Деятель какой-то появился. В мундире прокурорском. Советник юстиции районный прокурор Чемоданов. Изрыгая богохульную ругань, прокурор возмущенно потрясал перед самым носом Олега Иваныча тонкими пачками просроченных уголовных дел:
– Что вы себе позволяете, господин майор? Это что – «дела»? Это работа? Это фикция! В деле три листа – и те – материалы проверки! За целый месяц конь не валялся! Что, не могли потрудиться назначить экспертизу? Одна справка липовая в деле… да справка о судимости… тоже липовая. Знаю я, как вы такие справки печатаете! А потерпевший почему не допрошен, свидетели? Ни один! НИ! О! ДИН! Представление буду на вас писать, господин Завойский, представление!

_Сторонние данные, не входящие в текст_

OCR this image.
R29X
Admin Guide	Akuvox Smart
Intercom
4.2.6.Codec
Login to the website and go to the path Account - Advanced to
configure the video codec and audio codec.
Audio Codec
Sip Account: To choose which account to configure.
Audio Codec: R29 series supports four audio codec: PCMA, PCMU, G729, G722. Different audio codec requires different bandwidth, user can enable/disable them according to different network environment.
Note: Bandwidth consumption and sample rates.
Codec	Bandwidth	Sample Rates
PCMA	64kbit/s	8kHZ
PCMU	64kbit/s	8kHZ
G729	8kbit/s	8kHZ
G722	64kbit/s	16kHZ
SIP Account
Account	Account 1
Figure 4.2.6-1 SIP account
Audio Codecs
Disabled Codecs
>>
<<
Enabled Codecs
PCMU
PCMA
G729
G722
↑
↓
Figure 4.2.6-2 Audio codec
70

О! Застонав, Олег Иваныч перевернулся на бок.
…На острове Буяне…
…На море-окияне…
…Ищу я этот камень, ищу я этот ключ!
…Сбитню не желает ли, господине?
…Ни одной очной ставки!
…лежит камень Алатырь, на том камне…
…сбитень, горячий, горячий…
…сидят три старца с железными прутьями…
…даю вам три дня на приведение дел в порядок и составление обвинительных заключений, три дня…
…идут к ним навстречу двенадцать сестер-лихоманок…
…а в немецких землях давно уж книги научились печатати…
…Вы куда идете, окаянные?
…не нарушайте больше закон, уважаемый Олег Иваныч…
…Сбитень, сбитень… Купи сбитню…
…Идем в мир, у людей кости ломати да силу вынимати…
…Какой черт эдак повесил карниз, я вас спрашиваю, господин капитан Востриков?
…В обрат воротитеся…
…Сбитень, сбитень…
…Карниз привинчивают болтами к деревянным чопикам, господа офицеры, а не приклеивают скотчем к обоям!
…чем-чем привинчивают?
…тормози, Игорюха! Тормози! Сейчас коляска отва… О! Уже! Господи, куда ж я лечу-то?
Олег Иваныч со стоном заворочался на волокуше… Лучше б не ворочался!
После смены позиции – с левого бока на правый – районный прокурор Чемоданов совсем озверел и, полностью потеряв человеческий облик, скинул с себя мундир и принялся голым скакать по столу с криками: «Лель! Ярило! Лада! Лель!»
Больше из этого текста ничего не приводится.